Ryan Reynolds Explains Why 'Green Lantern' Failed Where 'Deadpool' Succeeded
The list of actors who've played superheroes is long, and getting longer seemingly every day. But the subset of actors who've played multiple superheroes is still pretty small. One who belongs to that exclusive club is Ryan Reynolds, who played Deadpool in X-Men Origins: Wolverine, then Green Lantern in Green Lantern, and then Deadpool again in Deadpool.
That last film was the one where he finally struck gold. Deadpool fared better than Green Lantern by every metric, earning far stronger reviews and grossing way more at the box office. So what went right? Why did Deadpool soar where Green Lantern had stumbled? Reynolds has some thoughts on that front.
Reynolds reflected on the difference between Deadpool and Green Lantern in a chat with Entertainment Weekly:
Well it's simple: Deadpool always knew what it was.

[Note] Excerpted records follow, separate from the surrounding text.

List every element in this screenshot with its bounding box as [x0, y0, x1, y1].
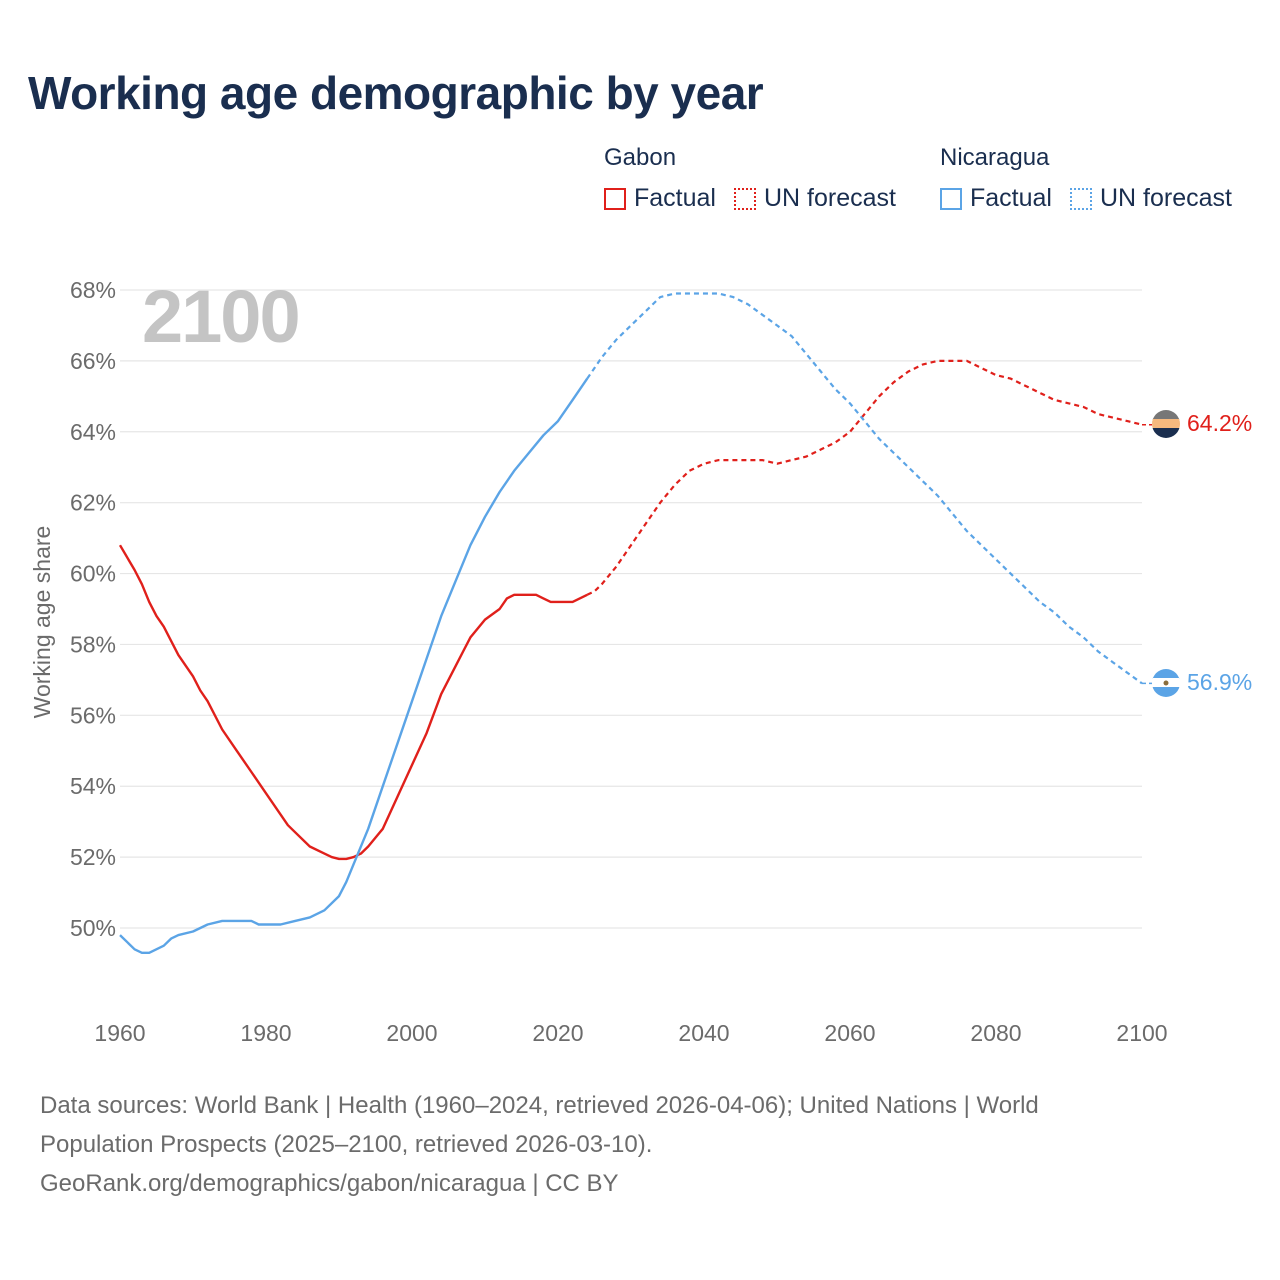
- legend-nicaragua-factual-swatch: [940, 187, 962, 210]
- y-tick-label: 62%: [70, 490, 116, 516]
- y-tick-label: 60%: [70, 561, 116, 587]
- x-tick-label: 1960: [94, 1020, 145, 1046]
- legend-nicaragua-forecast-swatch: [1069, 187, 1092, 210]
- x-tick-labels: 1960 1980 2000 2020 2040 2060 2080 2100: [94, 1020, 1167, 1046]
- legend-gabon-factual-label: Factual: [634, 184, 716, 212]
- legend-nicaragua-name: Nicaragua: [940, 144, 1050, 171]
- footer-line-1: Data sources: World Bank | Health (1960–…: [40, 1092, 1039, 1119]
- legend-nicaragua-factual-label: Factual: [970, 184, 1052, 212]
- gabon-flag-icon: [1152, 410, 1180, 438]
- y-tick-label: 54%: [70, 773, 116, 799]
- nicaragua-factual-line[interactable]: [119, 377, 589, 954]
- year-watermark: 2100: [142, 275, 299, 358]
- x-tick-label: 1980: [240, 1020, 291, 1046]
- x-tick-label: 2040: [678, 1020, 729, 1046]
- y-tick-label: 58%: [70, 631, 116, 657]
- legend-nicaragua-forecast-label: UN forecast: [1099, 184, 1232, 212]
- legend-gabon-name: Gabon: [604, 144, 677, 171]
- legend-nicaragua-factual[interactable]: Factual: [940, 184, 1052, 213]
- footer-line-3[interactable]: GeoRank.org/demographics/gabon/nicaragua…: [40, 1170, 619, 1197]
- end-markers: 64.2% 56.9%: [1152, 410, 1252, 697]
- legend-gabon-forecast-swatch: [733, 187, 756, 210]
- x-tick-label: 2100: [1116, 1020, 1167, 1046]
- gabon-forecast-line[interactable]: [586, 359, 1143, 596]
- nicaragua-end-label: 56.9%: [1187, 669, 1252, 695]
- x-tick-label: 2020: [532, 1020, 583, 1046]
- footer-sources: Data sources: World Bank | Health (1960–…: [40, 1086, 1240, 1203]
- y-tick-label: 66%: [70, 348, 116, 374]
- x-tick-label: 2080: [970, 1020, 1021, 1046]
- y-tick-label: 50%: [70, 915, 116, 941]
- footer-line-2: Population Prospects (2025–2100, retriev…: [40, 1131, 653, 1158]
- nicaragua-flag-icon: [1152, 669, 1180, 697]
- grid-lines: [120, 289, 1142, 929]
- gabon-end-label: 64.2%: [1187, 410, 1252, 436]
- legend-gabon-factual[interactable]: Factual: [604, 184, 716, 213]
- chart-title: Working age demographic by year: [28, 67, 764, 119]
- nicaragua-forecast-line[interactable]: [586, 292, 1143, 685]
- y-tick-label: 52%: [70, 844, 116, 870]
- x-tick-label: 2060: [824, 1020, 875, 1046]
- legend-gabon-forecast-label: UN forecast: [763, 184, 896, 212]
- series-lines: [118, 292, 1152, 954]
- x-tick-label: 2000: [386, 1020, 437, 1046]
- gabon-factual-line[interactable]: [118, 544, 588, 861]
- y-tick-label: 68%: [70, 277, 116, 303]
- legend-gabon-factual-swatch: [604, 187, 626, 210]
- legend-nicaragua: Nicaragua Factual UN forecast: [940, 144, 1232, 213]
- line-chart: 50% 52% 54% 56% 58% 60% 62% 64% 66% 68% 1960 1980 2…: [29, 275, 1252, 1046]
- legend-gabon-forecast[interactable]: UN forecast: [733, 184, 896, 213]
- y-tick-label: 64%: [70, 419, 116, 445]
- y-tick-labels: 50% 52% 54% 56% 58% 60% 62% 64% 66% 68%: [70, 277, 116, 941]
- legend-nicaragua-forecast[interactable]: UN forecast: [1069, 184, 1232, 213]
- y-axis-label: Working age share: [29, 526, 55, 719]
- legend-gabon: Gabon Factual UN forecast: [604, 144, 896, 213]
- y-tick-label: 56%: [70, 702, 116, 728]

With Green Lantern, I don't think anyone ever figured out exactly what it was. That isn't to say the hundreds of men and women didn't work their fingers to the bone to make it as good as possible. It also fell victim to the process in Hollywood which is like poster first, release date second, script last. At the time, it was a huge opportunity for me so I was excited to try and take part in it.

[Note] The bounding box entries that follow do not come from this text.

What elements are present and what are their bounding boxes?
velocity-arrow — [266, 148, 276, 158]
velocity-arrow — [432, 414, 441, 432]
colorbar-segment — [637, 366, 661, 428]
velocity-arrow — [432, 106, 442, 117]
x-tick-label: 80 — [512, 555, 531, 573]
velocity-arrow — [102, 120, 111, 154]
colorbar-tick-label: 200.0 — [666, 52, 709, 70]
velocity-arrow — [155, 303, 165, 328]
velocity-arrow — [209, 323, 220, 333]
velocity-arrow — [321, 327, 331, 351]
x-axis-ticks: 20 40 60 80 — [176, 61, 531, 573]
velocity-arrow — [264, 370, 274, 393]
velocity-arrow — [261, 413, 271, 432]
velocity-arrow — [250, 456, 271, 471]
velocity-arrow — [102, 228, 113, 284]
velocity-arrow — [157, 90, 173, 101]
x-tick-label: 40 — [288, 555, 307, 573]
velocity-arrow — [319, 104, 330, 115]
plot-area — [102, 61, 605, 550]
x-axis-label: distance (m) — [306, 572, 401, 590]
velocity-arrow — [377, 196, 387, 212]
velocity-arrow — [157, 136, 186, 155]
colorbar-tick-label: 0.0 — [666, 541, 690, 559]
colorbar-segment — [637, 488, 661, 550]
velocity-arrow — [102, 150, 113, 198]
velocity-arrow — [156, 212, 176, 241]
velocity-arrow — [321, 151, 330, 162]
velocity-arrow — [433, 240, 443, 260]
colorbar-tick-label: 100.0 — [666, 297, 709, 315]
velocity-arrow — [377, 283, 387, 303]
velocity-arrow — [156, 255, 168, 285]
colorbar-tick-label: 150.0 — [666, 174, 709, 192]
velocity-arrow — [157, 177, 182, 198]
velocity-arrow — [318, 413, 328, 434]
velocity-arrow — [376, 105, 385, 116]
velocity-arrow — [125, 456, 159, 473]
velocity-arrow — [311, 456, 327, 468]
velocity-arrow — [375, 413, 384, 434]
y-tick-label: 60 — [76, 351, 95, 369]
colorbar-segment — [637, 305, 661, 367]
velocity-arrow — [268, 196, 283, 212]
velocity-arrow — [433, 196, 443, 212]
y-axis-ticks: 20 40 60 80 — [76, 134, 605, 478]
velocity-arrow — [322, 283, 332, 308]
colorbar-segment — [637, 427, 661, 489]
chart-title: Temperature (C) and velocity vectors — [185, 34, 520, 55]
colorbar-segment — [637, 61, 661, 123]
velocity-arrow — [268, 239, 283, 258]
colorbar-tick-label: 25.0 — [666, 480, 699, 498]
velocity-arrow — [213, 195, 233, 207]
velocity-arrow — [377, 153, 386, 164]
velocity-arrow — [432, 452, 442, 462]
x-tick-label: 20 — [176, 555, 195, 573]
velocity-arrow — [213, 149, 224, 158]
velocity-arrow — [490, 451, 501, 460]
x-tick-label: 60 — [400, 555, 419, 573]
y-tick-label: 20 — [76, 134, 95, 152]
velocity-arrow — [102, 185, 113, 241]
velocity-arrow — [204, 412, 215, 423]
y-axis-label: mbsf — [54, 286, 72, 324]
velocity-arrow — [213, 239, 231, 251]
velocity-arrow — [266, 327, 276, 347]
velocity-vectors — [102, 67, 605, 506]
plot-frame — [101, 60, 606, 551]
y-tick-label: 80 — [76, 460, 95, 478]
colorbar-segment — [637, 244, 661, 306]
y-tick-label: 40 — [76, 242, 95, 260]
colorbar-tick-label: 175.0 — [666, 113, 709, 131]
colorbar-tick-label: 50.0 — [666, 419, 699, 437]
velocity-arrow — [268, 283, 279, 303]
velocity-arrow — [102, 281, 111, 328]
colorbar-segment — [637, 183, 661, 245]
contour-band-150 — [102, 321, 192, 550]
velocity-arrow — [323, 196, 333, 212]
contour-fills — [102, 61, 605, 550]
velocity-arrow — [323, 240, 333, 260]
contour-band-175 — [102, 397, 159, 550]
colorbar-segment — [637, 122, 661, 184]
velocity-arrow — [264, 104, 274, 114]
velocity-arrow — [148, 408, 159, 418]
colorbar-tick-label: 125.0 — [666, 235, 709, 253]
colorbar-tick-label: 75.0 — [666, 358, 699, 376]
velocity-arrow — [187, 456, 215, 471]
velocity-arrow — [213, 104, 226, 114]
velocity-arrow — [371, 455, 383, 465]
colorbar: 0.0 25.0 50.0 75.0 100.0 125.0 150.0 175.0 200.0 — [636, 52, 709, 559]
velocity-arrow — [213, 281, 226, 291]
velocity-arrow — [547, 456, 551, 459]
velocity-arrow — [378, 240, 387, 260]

"Deadpool always knew what it was" feels like a pretty good summary of what worked so well about that movie. In an increasingly crowded field of superhero movies, Deadpool stood out with its R-rated violence, its crude humor, and its winking self-awareness. It might not have been for everyone, but that's what was so refreshing about it. Deadpool felt like a blockbuster that came from a single distinct vision, rather than one that had been rushed through production by a committee.
Some of that surely stemmed Deadpool being a long-simmering passion project for Reynolds and his team. He'd been trying to get the Deadpool movie of his dreams off the ground for years, since even before he switched over to Green Lantern. As a matter of fact, Reynolds revealed, he made one more attempt in between X-Men Origins: Wolverine and Green Lantern:
I did however write a letter to Fox right before I had to decide whether or not I was gonna do Green Lantern. I asked one last time sort of like the groom standing at the alter, 'Will you please be my wife?' and they said they couldn't pull the trigger on Deadpool. For too many reasons too boring to illustrate, it just didn't work.
In the end, of course, it all worked out for Reynolds. Green Lantern's failure meant it never got a sequel, which meant Reynolds was free to make the Deadpool movie he'd always wanted to make – Green Lantern jokes and all.